PDF Reading

When you receive a PDF file, you have two approaches depending on the content:

Text-heavy PDFs (papers, articles, contracts)

Use read_pdf tool or pdftotext via run_bash:

pdftotext -layout /path/to/file.pdf -

This extracts all text content. Best for documents that are primarily text.

Image-heavy PDFs (charts, diagrams, scanned pages, slides)

Render pages as images with pdftoppm, then view them:

# Render all pages as JPEGs (150 DPI is good for readability)
pdftoppm -jpeg -r 150 /path/to/file.pdf /tmp/pdf-page

# This creates /tmp/pdf-page-1.jpg, /tmp/pdf-page-2.jpg, etc.

# Render just specific pages
pdftoppm -jpeg -r 150 -f 1 -l 3 /path/to/file.pdf /tmp/pdf-page

Then use read_file on the resulting .jpg files to see them with your vision capabilities.

Deciding which approach to use

User asks about charts, figures, or visual content → render as images
User asks to summarize or extract facts → text extraction first, images if needed
Scanned PDFs (pdftotext returns garbled/empty output) → render as images
Slide decks → almost always render as images

Quick check: is text extraction sufficient?

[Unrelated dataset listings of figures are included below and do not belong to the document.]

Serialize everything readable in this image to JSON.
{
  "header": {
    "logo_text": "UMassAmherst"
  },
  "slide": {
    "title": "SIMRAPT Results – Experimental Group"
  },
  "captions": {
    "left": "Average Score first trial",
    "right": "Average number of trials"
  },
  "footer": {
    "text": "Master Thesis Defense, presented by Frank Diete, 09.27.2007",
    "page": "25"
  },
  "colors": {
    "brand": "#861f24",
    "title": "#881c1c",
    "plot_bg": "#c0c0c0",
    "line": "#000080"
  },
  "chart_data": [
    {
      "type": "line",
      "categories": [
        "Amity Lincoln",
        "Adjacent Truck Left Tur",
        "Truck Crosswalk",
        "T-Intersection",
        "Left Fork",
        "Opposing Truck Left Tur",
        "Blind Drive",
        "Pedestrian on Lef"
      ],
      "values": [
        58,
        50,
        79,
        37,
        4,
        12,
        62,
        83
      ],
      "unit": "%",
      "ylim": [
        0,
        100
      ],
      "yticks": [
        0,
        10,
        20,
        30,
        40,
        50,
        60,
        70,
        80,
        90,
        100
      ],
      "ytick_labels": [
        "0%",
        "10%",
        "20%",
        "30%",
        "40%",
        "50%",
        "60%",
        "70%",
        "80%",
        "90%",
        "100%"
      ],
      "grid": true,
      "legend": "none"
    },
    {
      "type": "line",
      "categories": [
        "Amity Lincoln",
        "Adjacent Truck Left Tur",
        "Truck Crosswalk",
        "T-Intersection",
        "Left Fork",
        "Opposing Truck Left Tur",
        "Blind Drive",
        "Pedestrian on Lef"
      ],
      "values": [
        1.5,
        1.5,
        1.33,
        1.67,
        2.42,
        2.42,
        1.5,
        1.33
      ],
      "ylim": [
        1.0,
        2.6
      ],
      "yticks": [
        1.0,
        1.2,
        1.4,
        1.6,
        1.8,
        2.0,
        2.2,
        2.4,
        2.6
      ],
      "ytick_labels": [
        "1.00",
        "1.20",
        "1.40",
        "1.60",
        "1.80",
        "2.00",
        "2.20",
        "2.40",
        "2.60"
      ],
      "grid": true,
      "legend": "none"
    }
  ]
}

# Check if pdftotext gets meaningful content
pdftotext /path/to/file.pdf - | head -50
# If output is empty or garbled, render as images instead

Tips

150 DPI balances readability vs file size. Use 200+ for small text.
For large PDFs, render a few pages at a time rather than all at once.
You can view multiple page images in sequence to read through a document.
Files sent via Telegram are saved to ~/ava/telegram-downloads/.